Education: BS, Special Education, Southern Connecticut State University MA, Special Education, Central Connecticut State University
Previous Experience: I worked as a special education teacher in a school for students with behavioral difficulties. Before that I worked as a teaching assistant in a public school for a couple years.
Job Tasks: My job is to create, plan and execute individual education plans of 10-15 students in an inclusive elementary school setting.
I assess students' level of academic performance and then come up with goals that represent the students' needs in different areas (including social, academic, language, fine motor, gross motor). Next I create individual plans to meet the students needs, which may include in-class instruction, resource room instruction and/or tutor support. Giving students instruction that will help them to meet their academic goals is the most important part of my job, but assessments of their progress help ensure that they work on their weaknesses.
Another important aspect of my job is consulting with general education tutors and other service providers.
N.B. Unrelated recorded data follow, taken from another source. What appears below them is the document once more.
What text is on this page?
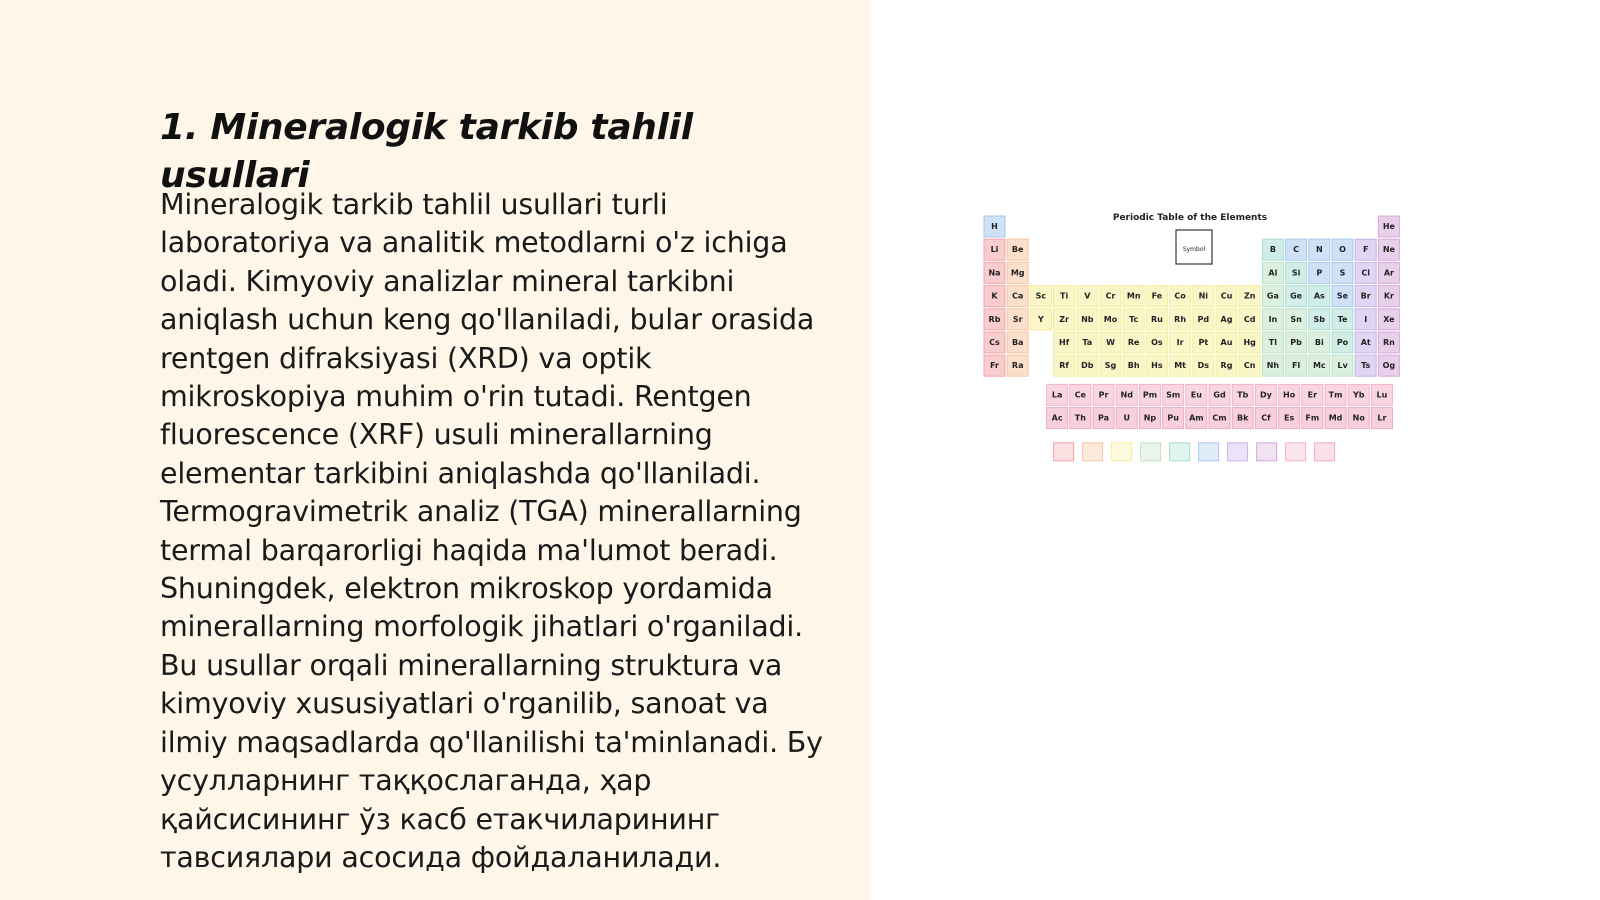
1. Mineralogik tarkib tahlil usullari

Mineralogik tarkib tahlil usullari turli laboratoriya va analitik metodlarni o'z ichiga oladi. Kimyoviy analizlar mineral tarkibni aniqlash uchun keng qo'llaniladi, bular orasida rentgen difraksiyasi (XRD) va optik mikroskopiya muhim o'rin tutadi. Rentgen fluorescence (XRF) usuli minerallarning elementar tarkibini aniqlashda qo'llaniladi. Termogravimetrik analiz (TGA) minerallarning termal barqarorligi haqida ma'lumot beradi. Shuningdek, elektron mikroskop yordamida minerallarning morfologik jihatlari o'rganiladi. Bu usullar orqali minerallarning struktura va kimyoviy xususiyatlari o'rganilib, sanoat va ilmiy maqsadlarda qo'llanilishi ta'minlanadi. Бу усулларнинг таққослаганда, ҳар қайсисининг ўз касб етакчиларининг тавсиялари асосида фойдаланилади.

Periodic Table of the Elements
Symbol
H	He
Li Be	B C N O F Ne
Na Mg	Al Si P S Cl Ar
K Ca Sc Ti V Cr Mn Fe Co Ni Cu Zn Ga Ge As Se Br Kr
Rb Sr Y Zr Nb Mo Tc Ru Rh Pd Ag Cd In Sn Sb Te I Xe
Cs Ba	Hf Ta W Re Os Ir Pt Au Hg Tl Pb Bi Po At Rn
Fr Ra	Rf Db Sg Bh Hs Mt Ds Rg Cn Nh Fl Mc Lv Ts Og
La Ce Pr Nd Pm Sm Eu Gd Tb Dy Ho Er Tm Yb Lu
Ac Th Pa U Np Pu Am Cm Bk Cf Es Fm Md No Lr
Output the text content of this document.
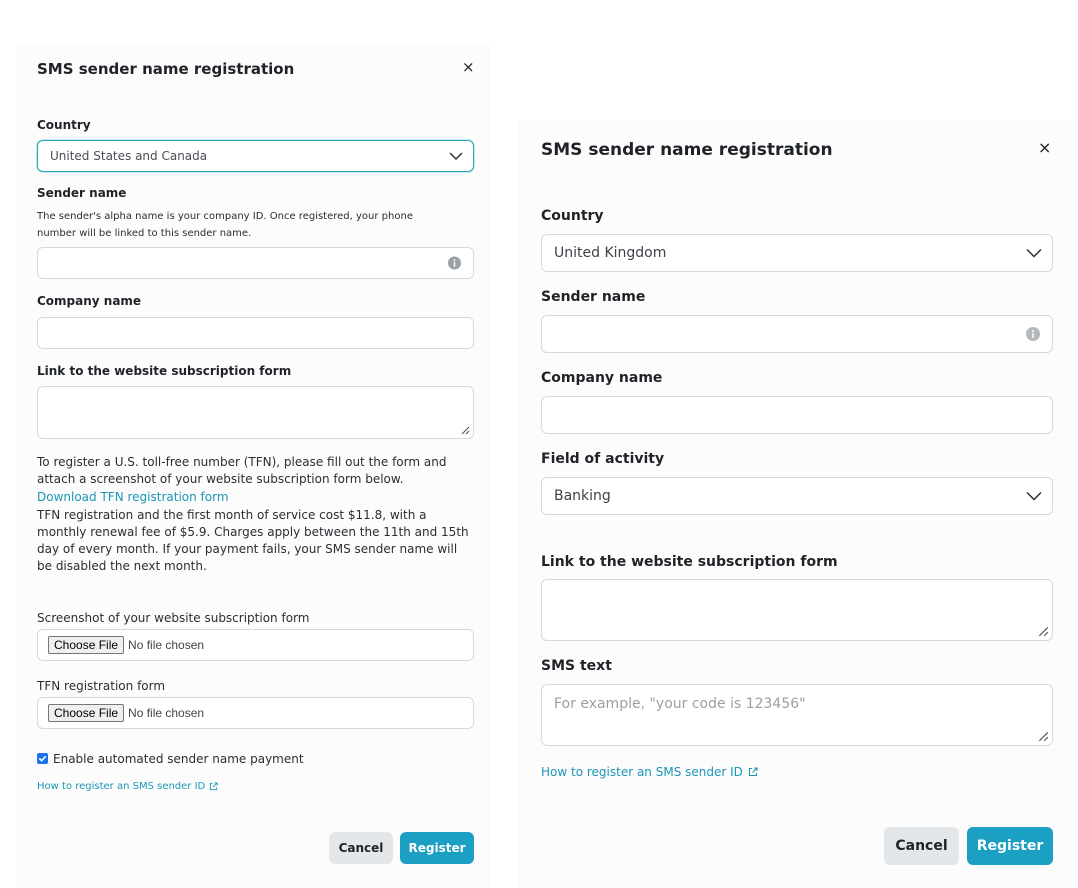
SMS sender name registration	×
Country
United States and Canada
Sender name
The sender's alpha name is your company ID. Once registered, your phone
number will be linked to this sender name.
Company name
Link to the website subscription form
To register a U.S. toll-free number (TFN), please fill out the form and
attach a screenshot of your website subscription form below.
Download TFN registration form
TFN registration and the first month of service cost $11.8, with a
monthly renewal fee of $5.9. Charges apply between the 11th and 15th
day of every month. If your payment fails, your SMS sender name will
be disabled the next month.
Screenshot of your website subscription form
Choose File No file chosen
TFN registration form
Choose File No file chosen
Enable automated sender name payment
How to register an SMS sender ID
Cancel	Register
SMS sender name registration	×
Country
United Kingdom
Sender name
Company name
Field of activity
Banking
Link to the website subscription form
SMS text
For example, "your code is 123456"
How to register an SMS sender ID
Cancel	Register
At least once a year I review the program with the educational team and the parents of the children involved to ensure the course of instruction we've selected is appropriate. Ongoing professional development helps keep me current on best educational practices and the latest special education legal issues.
Best and Worst Parts of the Job: The best part of my job is working directly with students to help them achieve their goals. I love to come up with original ways to help them compensate for their weaker skills. I love to watch students grow each year. I also have opportunities to help regular education students by creating small remedial studies group. The worst part of my job is the increasingly large amount of paperwork that is required for creating plans, keeping accurate data and reporting on student progress.
1. Pursue a wide variety of internships or volunteer placements all through college to help narrow down what area or grade you are likely to feel most comfortable teaching.
2. "Be firm, fair and consistent" whenever you work with children. You will be rewarded with well-adjusted children.
3. Plan everything out, including transitions, at first. "A failure to plan is a plan to fail." Students thrive on routines. They will learn better when adults take time to teach them routines.